What is an HRA?

HRA is a Health Reimbursement Arrangement, a tax-free fund solely funded by the employer to cover employees’ medical expenses. HRAs may be offered along with other employer-provided benefits such as the FSAs or High Deductible Health Plans.

Employers decide how much they can contribute and if and how much the unused amount can be carried forward to the next year. The employer’s contribution amount is not subject to any IRS regulation.

However, Small Business HRAs cap annual employer contributions at $4,950 for an Individual (Single) and $10,000 for a Family. A qualified Small Business HRA is offered by employers that have fewer than 50 full-time employees and do not offer group health plans to any of their employees.

Distributions from HRA are made to reimburse qualified medical expenses incurred by the employee upon submission of appropriate receipts. Qualified expenses may include health insurance premiums, out-pocket expenses of a health plan, long-term care coverage expenses, etc. Distributions made as cash would be treated as employees’ income.

HRAs allow reimbursements to current and former employees, their spouses and dependents, and spouses and dependents of deceased employees.

How does it benefit the employer?

HRAs provide more flexibility to employers both from plan design and funds usage perspectives. Because they lack portability, employers own unused funds not carried forward and unused funds of terminated employees. Particularly relevant to industries with high employee turnover.

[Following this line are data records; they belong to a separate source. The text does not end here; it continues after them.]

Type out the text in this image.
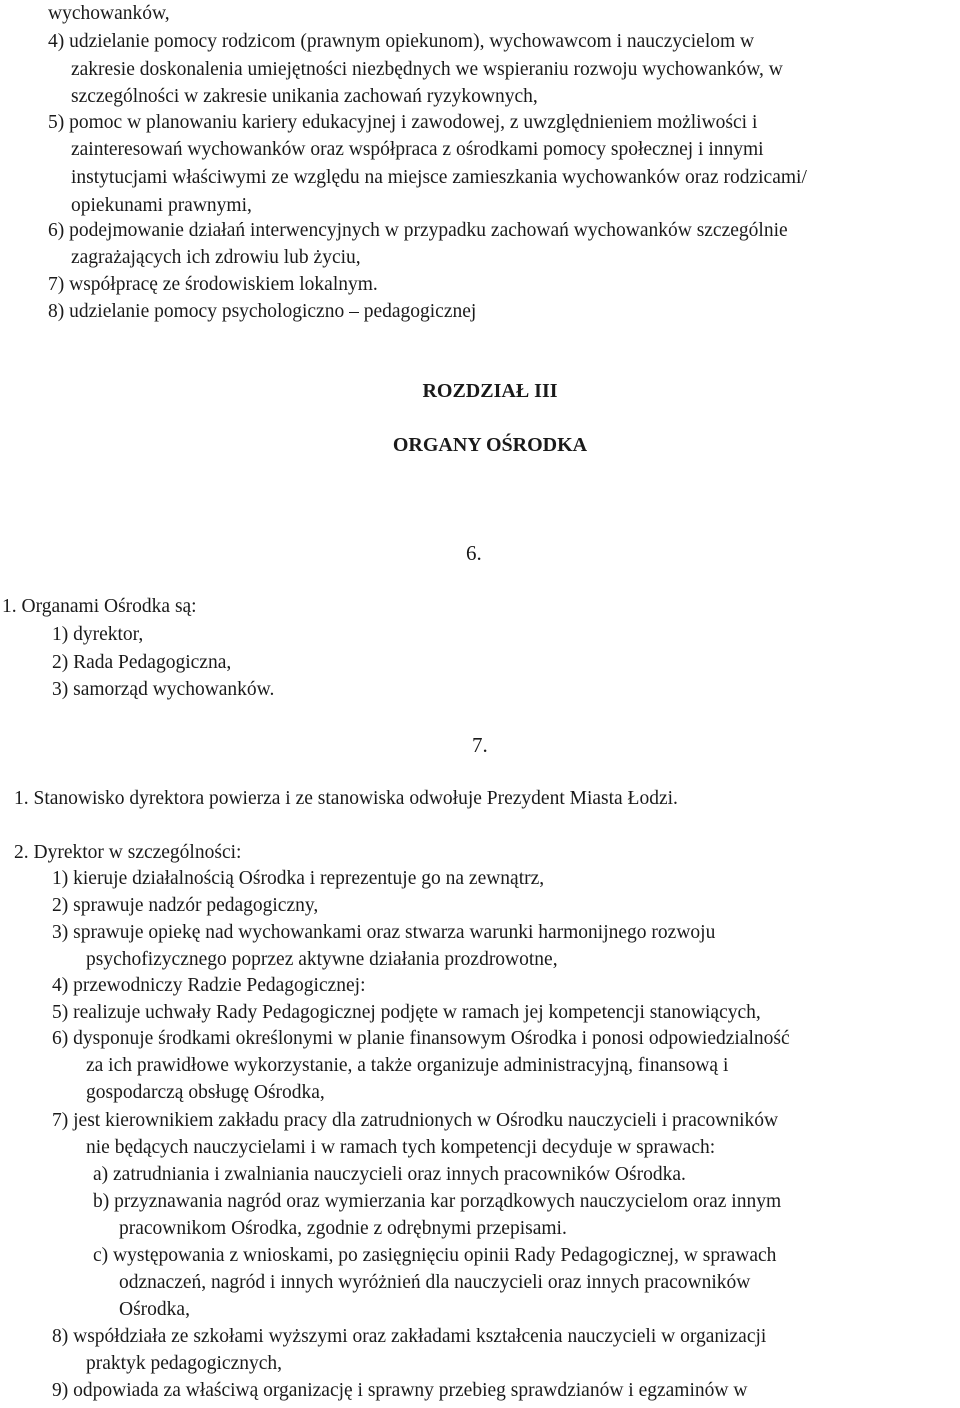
wychowanków,
4) udzielanie pomocy rodzicom (prawnym opiekunom), wychowawcom i nauczycielom w
zakresie doskonalenia umiejętności niezbędnych we wspieraniu rozwoju wychowanków, w
szczególności w zakresie unikania zachowań ryzykownych,
5) pomoc w planowaniu kariery edukacyjnej i zawodowej, z uwzględnieniem możliwości i
zainteresowań wychowanków oraz współpraca z ośrodkami pomocy społecznej i innymi
instytucjami właściwymi ze względu na miejsce zamieszkania wychowanków oraz rodzicami/
opiekunami prawnymi,
6) podejmowanie działań interwencyjnych w przypadku zachowań wychowanków szczególnie
zagrażających ich zdrowiu lub życiu,
7) współpracę ze środowiskiem lokalnym.
8) udzielanie pomocy psychologiczno – pedagogicznej
ROZDZIAŁ III
ORGANY OŚRODKA
6.
1. Organami Ośrodka są:
1) dyrektor,
2) Rada Pedagogiczna,
3) samorząd wychowanków.
7.
1. Stanowisko dyrektora powierza i ze stanowiska odwołuje Prezydent Miasta Łodzi.
2. Dyrektor w szczególności:
1) kieruje działalnością Ośrodka i reprezentuje go na zewnątrz,
2) sprawuje nadzór pedagogiczny,
3) sprawuje opiekę nad wychowankami oraz stwarza warunki harmonijnego rozwoju
psychofizycznego poprzez aktywne działania prozdrowotne,
4) przewodniczy Radzie Pedagogicznej:
5) realizuje uchwały Rady Pedagogicznej podjęte w ramach jej kompetencji stanowiących,
6) dysponuje środkami określonymi w planie finansowym Ośrodka i ponosi odpowiedzialność
za ich prawidłowe wykorzystanie, a także organizuje administracyjną, finansową i
gospodarczą obsługę Ośrodka,
7) jest kierownikiem zakładu pracy dla zatrudnionych w Ośrodku nauczycieli i pracowników
nie będących nauczycielami i w ramach tych kompetencji decyduje w sprawach:
a) zatrudniania i zwalniania nauczycieli oraz innych pracowników Ośrodka.
b) przyznawania nagród oraz wymierzania kar porządkowych nauczycielom oraz innym
pracownikom Ośrodka, zgodnie z odrębnymi przepisami.
c) występowania z wnioskami, po zasięgnięciu opinii Rady Pedagogicznej, w sprawach
odznaczeń, nagród i innych wyróżnień dla nauczycieli oraz innych pracowników
Ośrodka,
8) współdziała ze szkołami wyższymi oraz zakładami kształcenia nauczycieli w organizacji
praktyk pedagogicznych,
9) odpowiada za właściwą organizację i sprawny przebieg sprawdzianów i egzaminów w
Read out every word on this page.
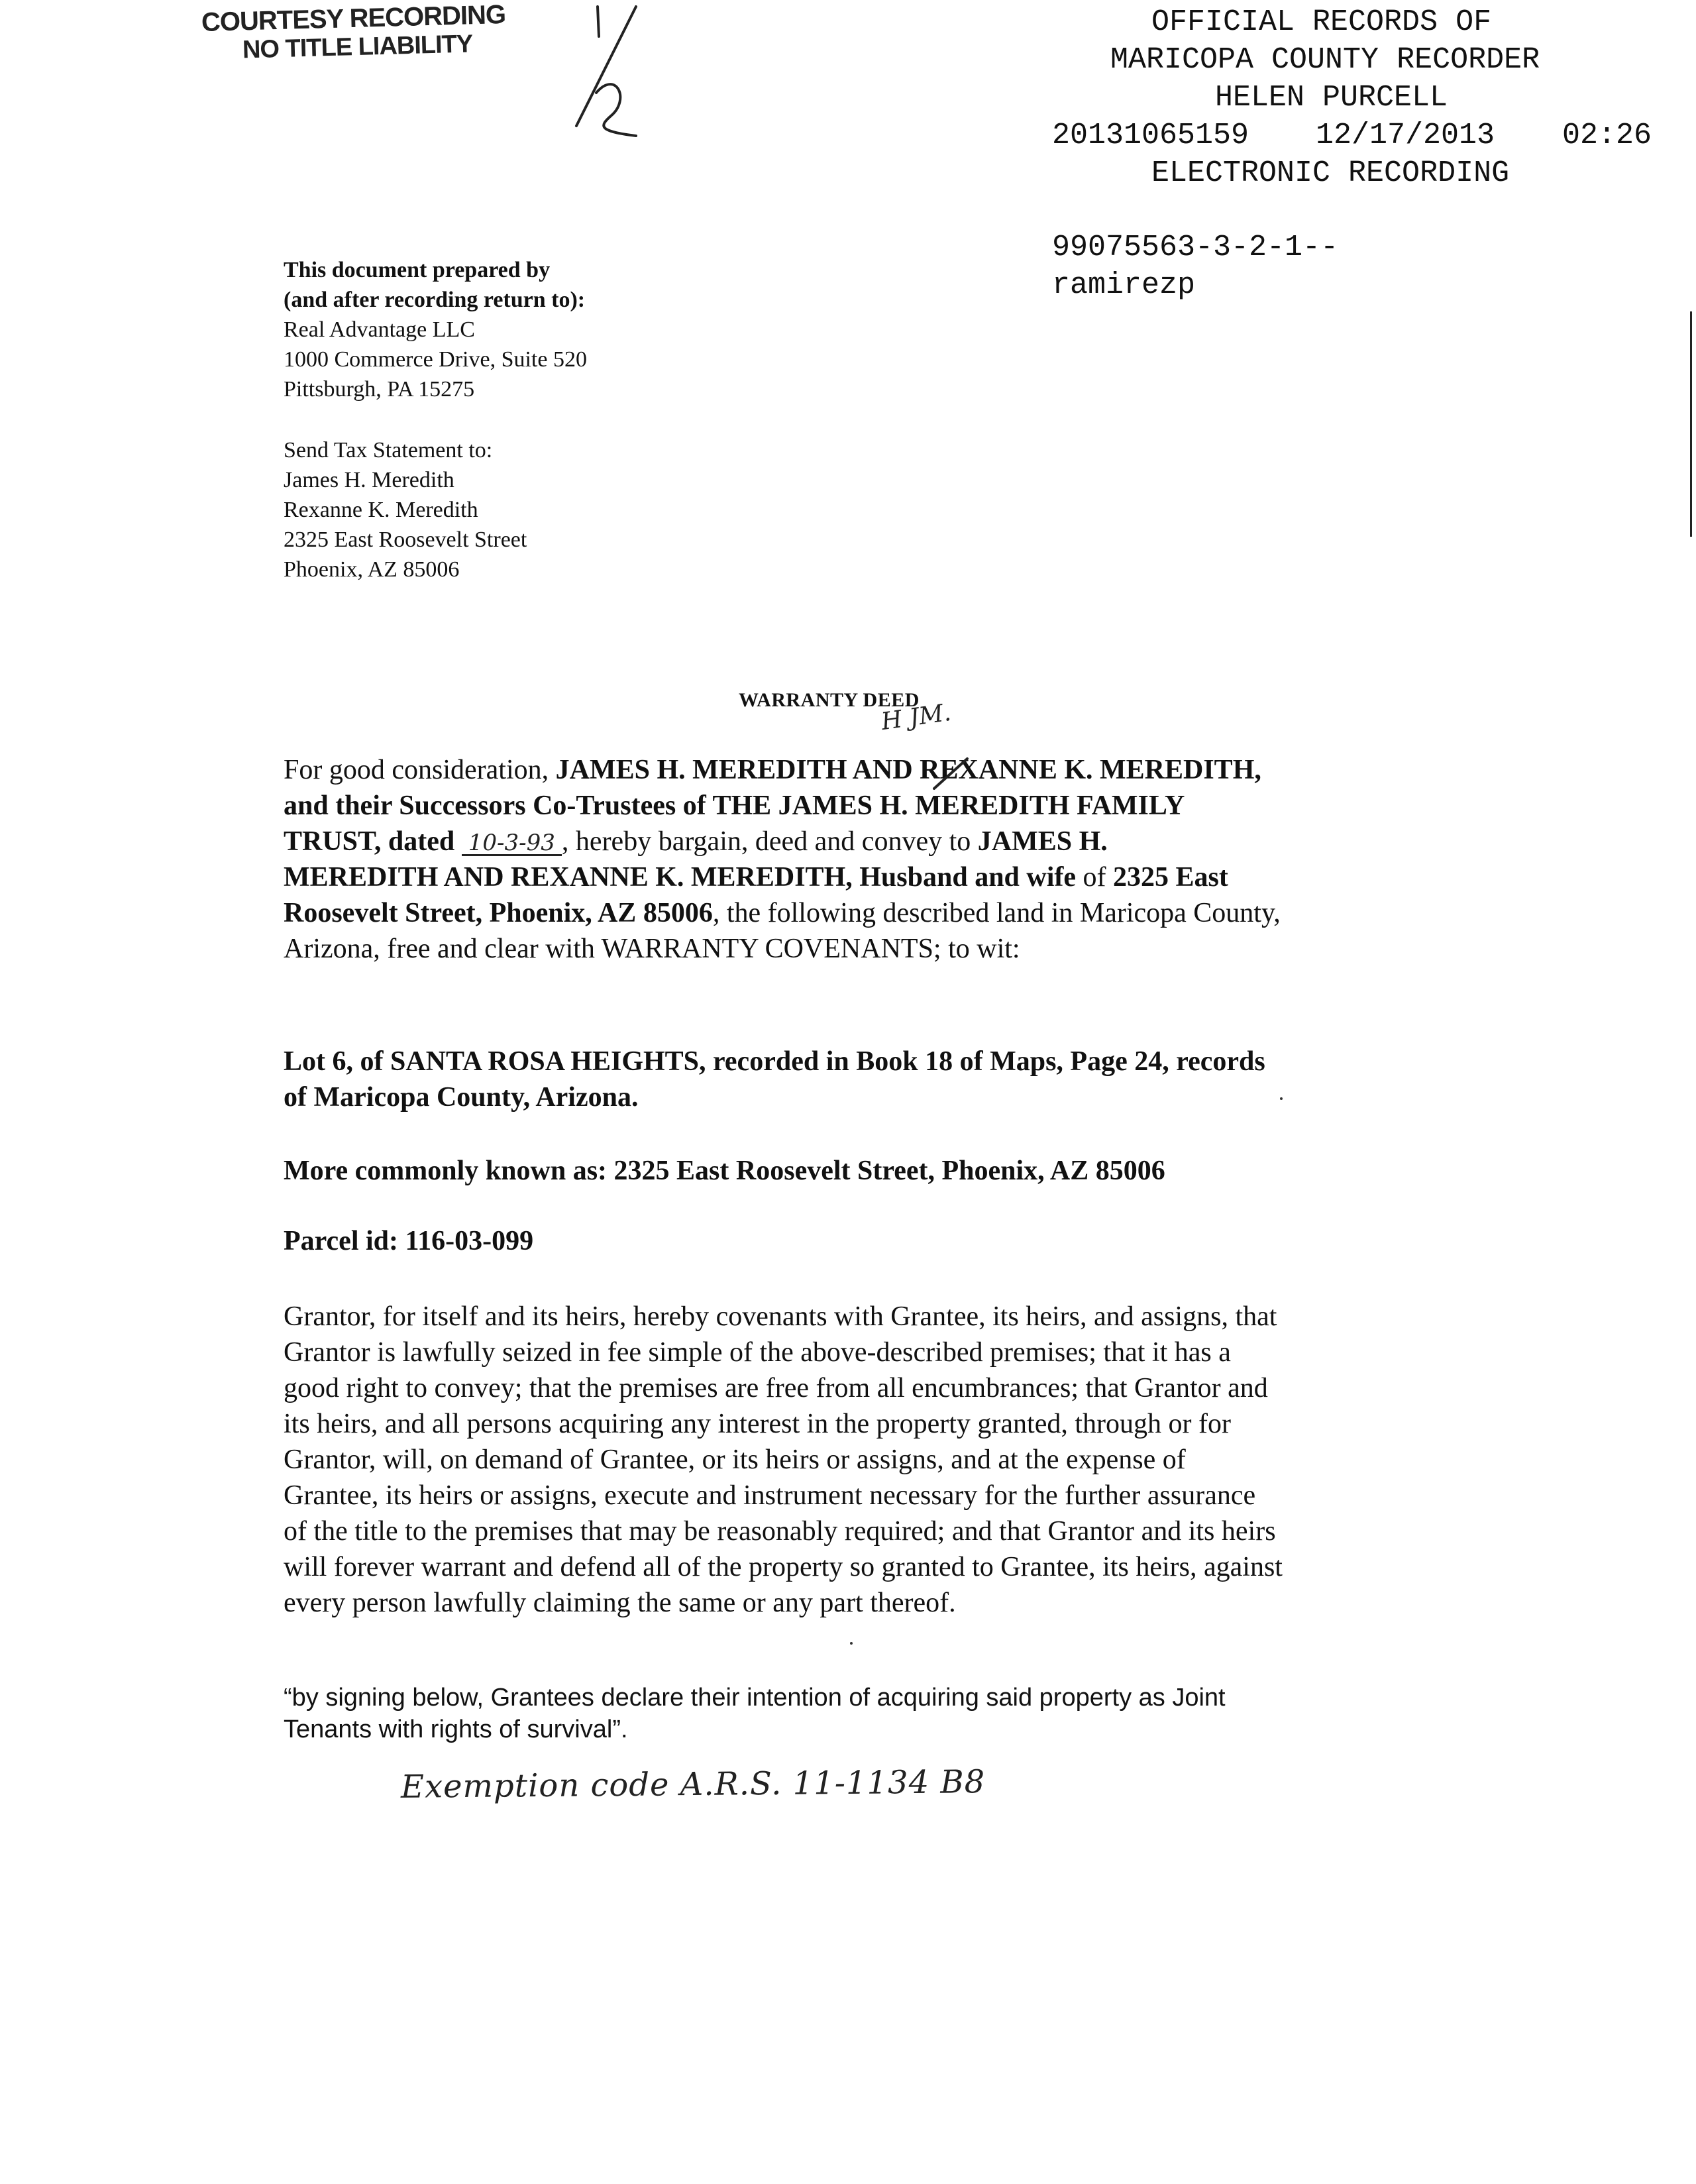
COURTESY RECORDING
NO TITLE LIABILITY
OFFICIAL RECORDS OF
MARICOPA COUNTY RECORDER
HELEN PURCELL
20131065159 12/17/2013 02:26
ELECTRONIC RECORDING
99075563-3-2-1--
ramirezp
This document prepared by
(and after recording return to):
Real Advantage LLC
1000 Commerce Drive, Suite 520
Pittsburgh, PA 15275
Send Tax Statement to:
James H. Meredith
Rexanne K. Meredith
2325 East Roosevelt Street
Phoenix, AZ 85006
WARRANTY DEED
H JM.
For good consideration, JAMES H. MEREDITH AND REXANNE K. MEREDITH,
and their Successors Co-Trustees of THE JAMES H. MEREDITH FAMILY
TRUST, dated 10-3-93 , hereby bargain, deed and convey to JAMES H.
MEREDITH AND REXANNE K. MEREDITH, Husband and wife of 2325 East
Roosevelt Street, Phoenix, AZ 85006, the following described land in Maricopa County,
Arizona, free and clear with WARRANTY COVENANTS; to wit:
Lot 6, of SANTA ROSA HEIGHTS, recorded in Book 18 of Maps, Page 24, records
of Maricopa County, Arizona.
More commonly known as: 2325 East Roosevelt Street, Phoenix, AZ 85006
Parcel id: 116-03-099
Grantor, for itself and its heirs, hereby covenants with Grantee, its heirs, and assigns, that
Grantor is lawfully seized in fee simple of the above-described premises; that it has a
good right to convey; that the premises are free from all encumbrances; that Grantor and
its heirs, and all persons acquiring any interest in the property granted, through or for
Grantor, will, on demand of Grantee, or its heirs or assigns, and at the expense of
Grantee, its heirs or assigns, execute and instrument necessary for the further assurance
of the title to the premises that may be reasonably required; and that Grantor and its heirs
will forever warrant and defend all of the property so granted to Grantee, its heirs, against
every person lawfully claiming the same or any part thereof.
“by signing below, Grantees declare their intention of acquiring said property as Joint
Tenants with rights of survival”.
Exemption code A.R.S. 11-1134 B8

HRAs act as a vehicle for small business employers who do not offer group health insurance to their employees, to contribute towards employees’ healthcare expenses.

HRAs ease employers’ cash flow needs as they are funded only when claims are submitted by employees after the occurrence of expenses.

Employers are not subject to Payroll taxes and Social Security taxes on the contributions they make as the contributions are not part of employees’ income.

How does it benefit the employee?

HRA contributions by employers are tax-free benefits to employees to manage their healthcare expenses, whether it is premium payments or out-of-pocket expenses.

Example Scenarios of Application

  • An employer may contribute to an HSA plan funds to promote the employees’ enrollment into a High Deductible Health Plan. By having more of the employees enroll in an HDHP, employers create a sense of shared accountability by the employees on their healthcare decisions and usage. In the long run, this can lead to cost containment due to improved or optimal utilization of care.
  • An employer may not contribute to an employee’s HSA account. However, provide an HDHP as a competing plan with a significantly reduced premium to a traditional and richer plan with embedded deductible and very low copays. The employee may prefer the HDHP option by investing into an HSA fund the differential amount that comes as a premium advantage of the HDHP plan that is eligible for HSA.